Even after explicitly being ordered to do so by the Shas Council of Torah Sages, maverick MK Rabbi Haim Amsalem on Tuesday remained firm in his refusal to return his mandate to Shas.
Amsalem defies Ovadia Yosef’s order that he quit Knesset
If Amsalem does not return his mandate to Shas, "he is a thief in broad daylight," says four-man Council of Torah Sages headed by rabbi.
By JONAH MANDEL • Jerusalem Post
Even after explicitly being ordered to do so by the Shas Council of Torah Sages, maverick MK Rabbi Haim Amsalem on Tuesday remained firm in his refusal to return his mandate to Shas.
On Monday night, the four-man council headed by Rabbi Ovadia Yosef convened to consider “the sentiments expressed by Haim Amsalem, who unlawfully spoke out against the dear yeshiva students... to gain the approval of those who hate the Torah,” the council said in a statement that was read out.
“He started with distorting Halacha on matters of conversions conducted by our rabbinical courts... and recently attacked married yeshiva students at length... and caused a huge desecration.
“We demand of Mr. Haim Amsalem by the law of Torah to return his mandate to Shas, in accordance with his commitment [to abide with the council’s rulings] when we decided to add his name to the list of Shas MKs,” the statement read, taking care not to call Amsalem a rabbi, though he is one.
“If he doesn’t do so, he is a thief in broad daylight...And we call on all of those who care about the Torah to keep far away from him and his strange and heretical opinions.”
In an interview with Channel 10, Amsalem reiterated that “the mandate will not return,” as he was voted into the Knesset to represent the Sephardi public, and does so in his moderate approach.
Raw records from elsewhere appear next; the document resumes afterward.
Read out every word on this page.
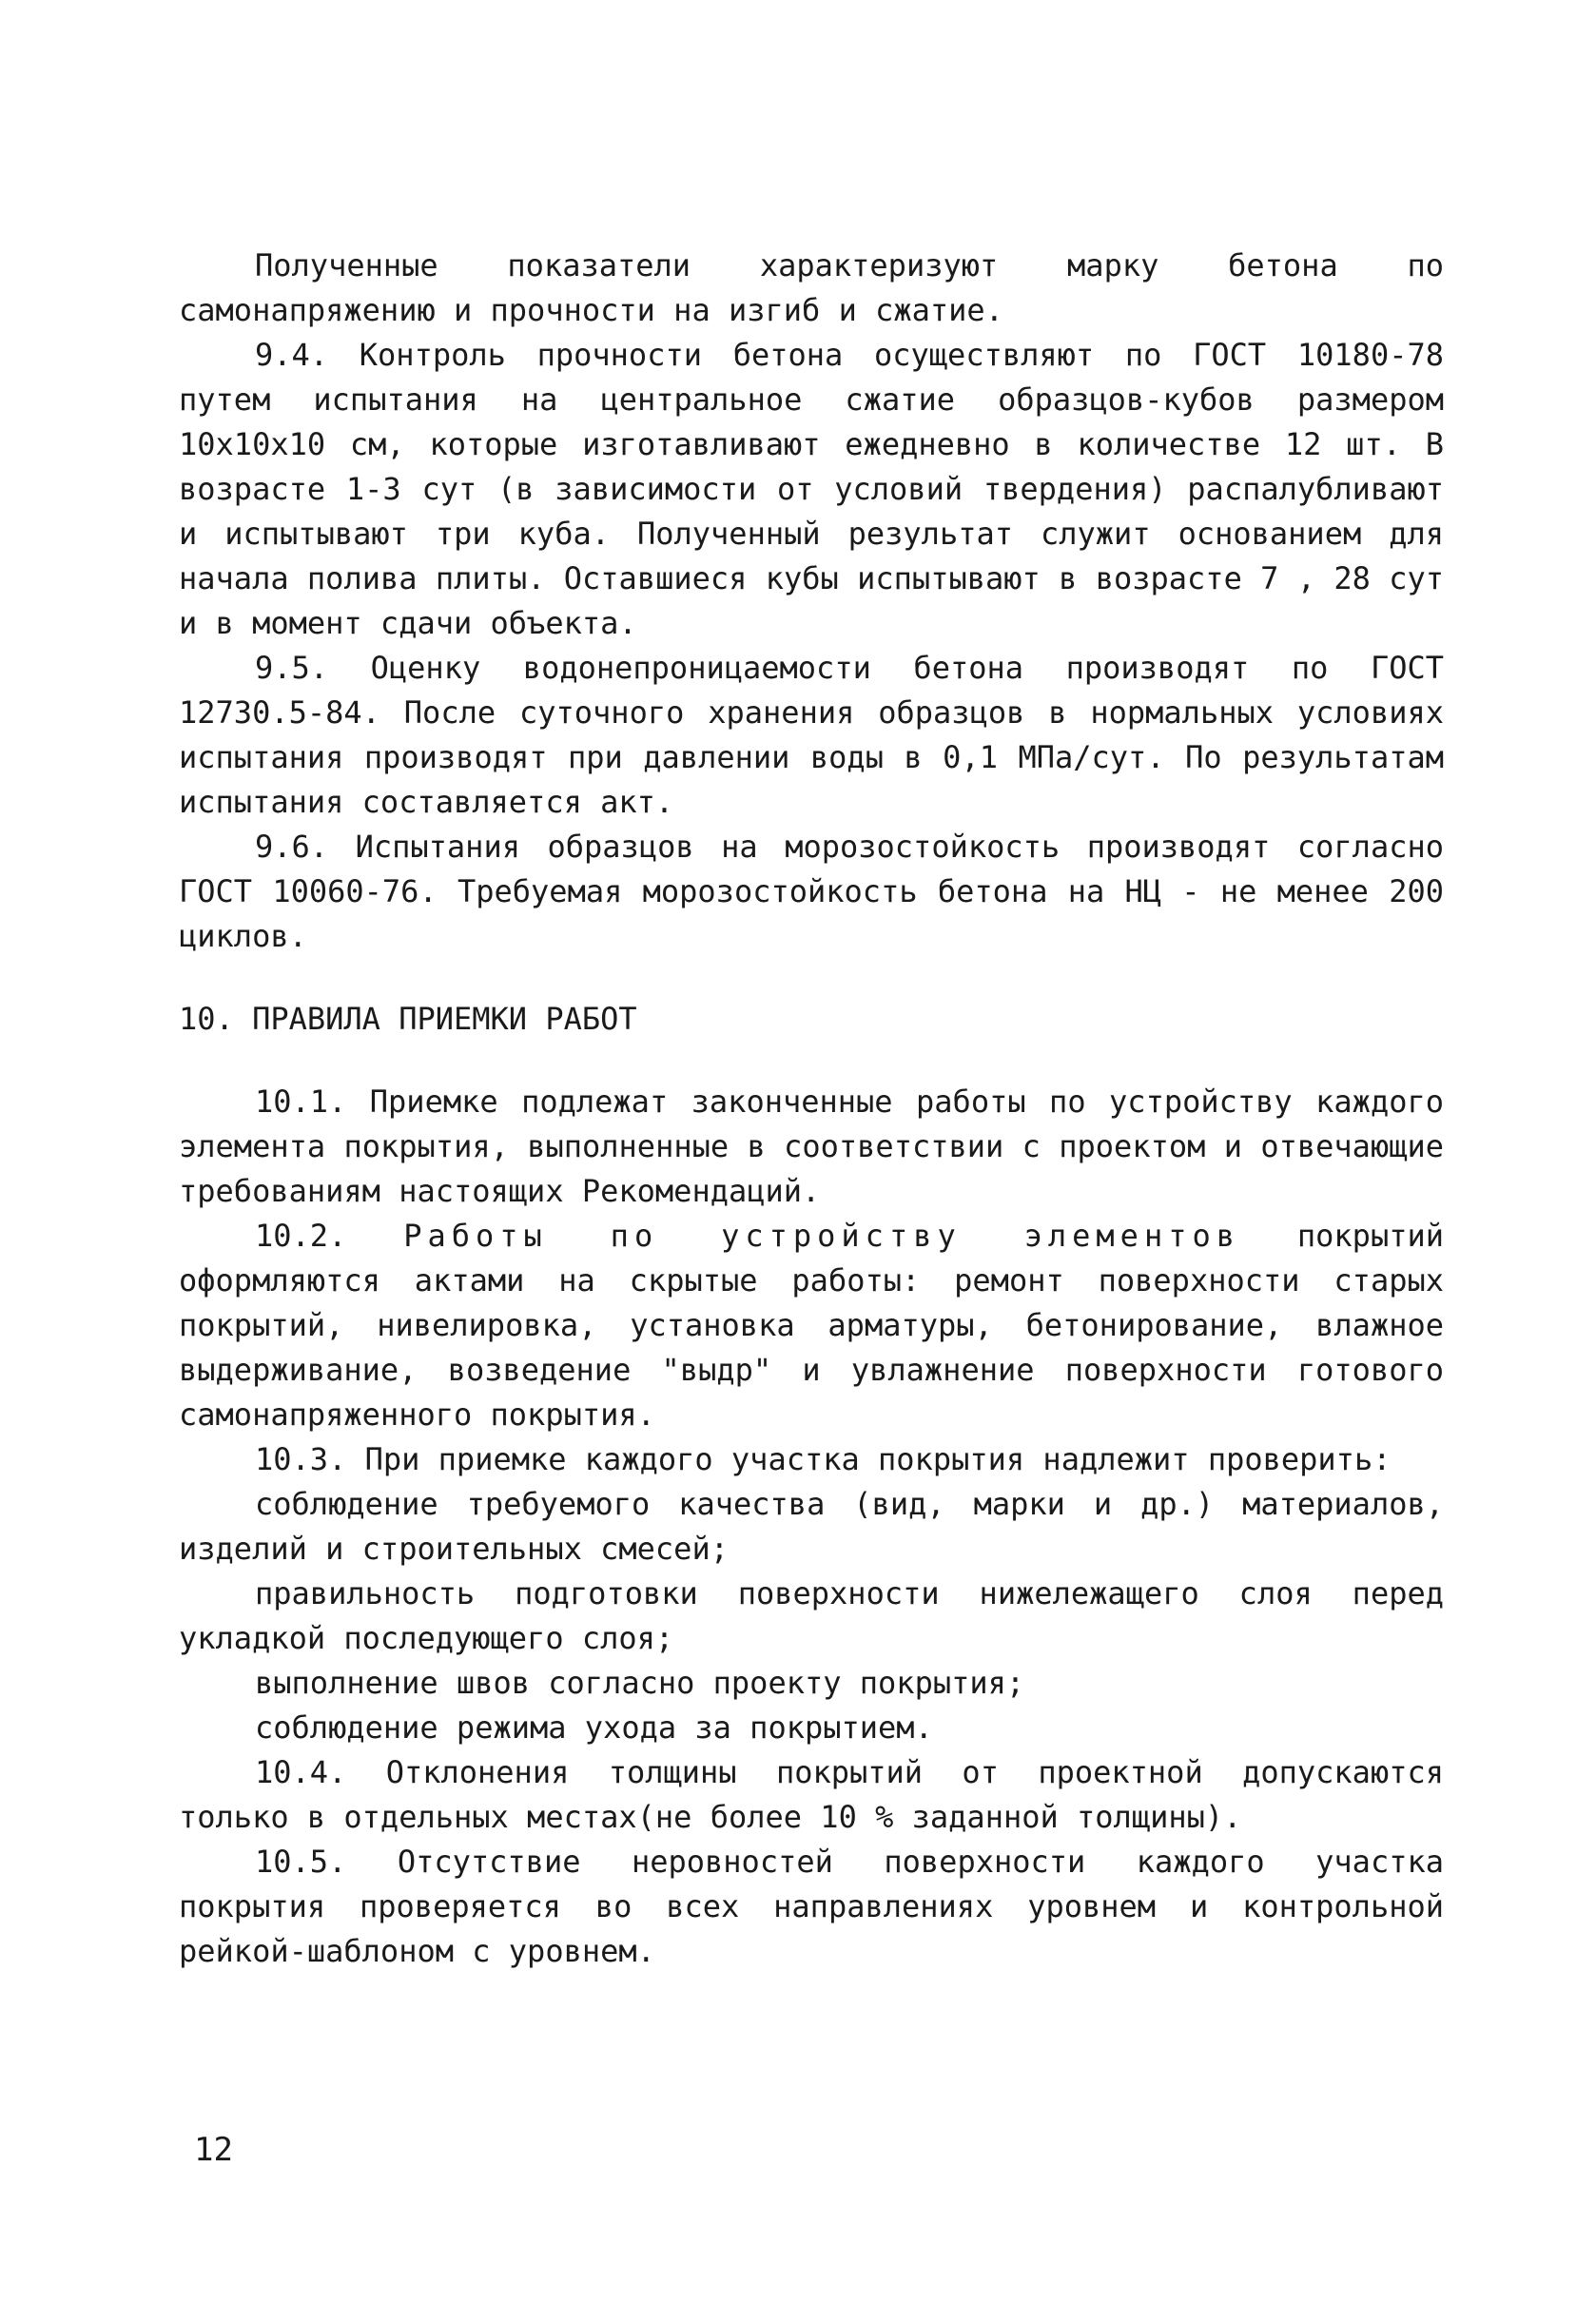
Полученные показатели характеризуют марку бетона по самонапряжению и прочности на изгиб и сжатие.

9.4. Контроль прочности бетона осуществляют по ГОСТ 10180-78 путем испытания на центральное сжатие образцов-кубов размером 10х10х10 см, которые изготавливают ежедневно в количестве 12 шт. В возрасте 1-3 сут (в зависимости от условий твердения) распалубливают и испытывают три куба. Полученный результат служит основанием для начала полива плиты. Оставшиеся кубы испытывают в возрасте 7 , 28 сут и в момент сдачи объекта.

9.5. Оценку водонепроницаемости бетона производят по ГОСТ 12730.5-84. После суточного хранения образцов в нормальных условиях испытания производят при давлении воды в 0,1 МПа/сут. По результатам испытания составляется акт.

9.6. Испытания образцов на морозостойкость производят согласно ГОСТ 10060-76. Требуемая морозостойкость бетона на НЦ - не менее 200 циклов.

10. ПРАВИЛА ПРИЕМКИ РАБОТ

10.1. Приемке подлежат законченные работы по устройству каждого элемента покрытия, выполненные в соответствии с проектом и отвечающие требованиям настоящих Рекомендаций.

10.2. Работы по устройству элементов покрытий оформляются актами на скрытые работы: ремонт поверхности старых покрытий, нивелировка, установка арматуры, бетонирование, влажное выдерживание, возведение "выдр" и увлажнение поверхности готового самонапряженного покрытия.

10.3. При приемке каждого участка покрытия надлежит проверить:

соблюдение требуемого качества (вид, марки и др.) материалов, изделий и строительных смесей;

правильность подготовки поверхности нижележащего слоя перед укладкой последующего слоя;

выполнение швов согласно проекту покрытия;

соблюдение режима ухода за покрытием.

10.4. Отклонения толщины покрытий от проектной допускаются только в отдельных местах(не более 10 % заданной толщины).

10.5. Отсутствие неровностей поверхности каждого участка покрытия проверяется во всех направлениях уровнем и контрольной рейкой-шаблоном с уровнем.

12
Key to Amsalem’s approach, and perhaps what is most problematic to his party’s line, is his call on those who aren’t destined to be great Torah scholars and who have families to work, and not live on “shameful” allotments.
The recent proposed amendment to the economic arrangements bill that would provide special support to poor kollel students has yet to be approved.
Amsalem also intensified his attacks on Shas chairman Eli Yishai, calling him “an embarrassment” to Israel who causes people to cringe when he opens his mouth to speak, and who acts like the head of a crime family in internal party politics.
He also repeated his assertion that when the 90-yearold Yosef speaks, “the voice is actually that of Yishai” and others close to the rabbi, who feed him bits and parts of information, and manipulate Yosef, who has the ultimate say in Shas.
Allegations such as these, which Amsalem had already aired last Wednesday, brought Yosef to lash out against the MK in his Saturday-night sermon.
Monday’s meeting and its result, therefore, didn’t surprise many.
Meanwhile, Amsalem continued to receive broad public support not only from the secular media and public, but also from political parties that realize his electoral potential, especially keeping in mind that most of Shas’s constituency are not haredim who study in kollels and are supported by state allotments.
Both Young Likud and the Labor’s secretary-general Hilik Bar invited Amsalem, 51, to join their parties, but the Shas lawmaker would not commit himself.
Amsalem has time and again said that his approach is supported even by some other Shas MKs, who dare not speak out publicly, but agree with him that their party doesn’t exemplify the traditional Sephardi approach to Torah, but rather the stringent Lithuanian-Ashkenazi line led by Yishai.
“I want to see a party with a proud constituency of people who earn a living and bring others closer to a Torah with ‘all its paths pleasant and harmonious,’” Amsalem told Channel 10, quoting from Proverbs, “not an angry, threatening Torah, eternally irascible.”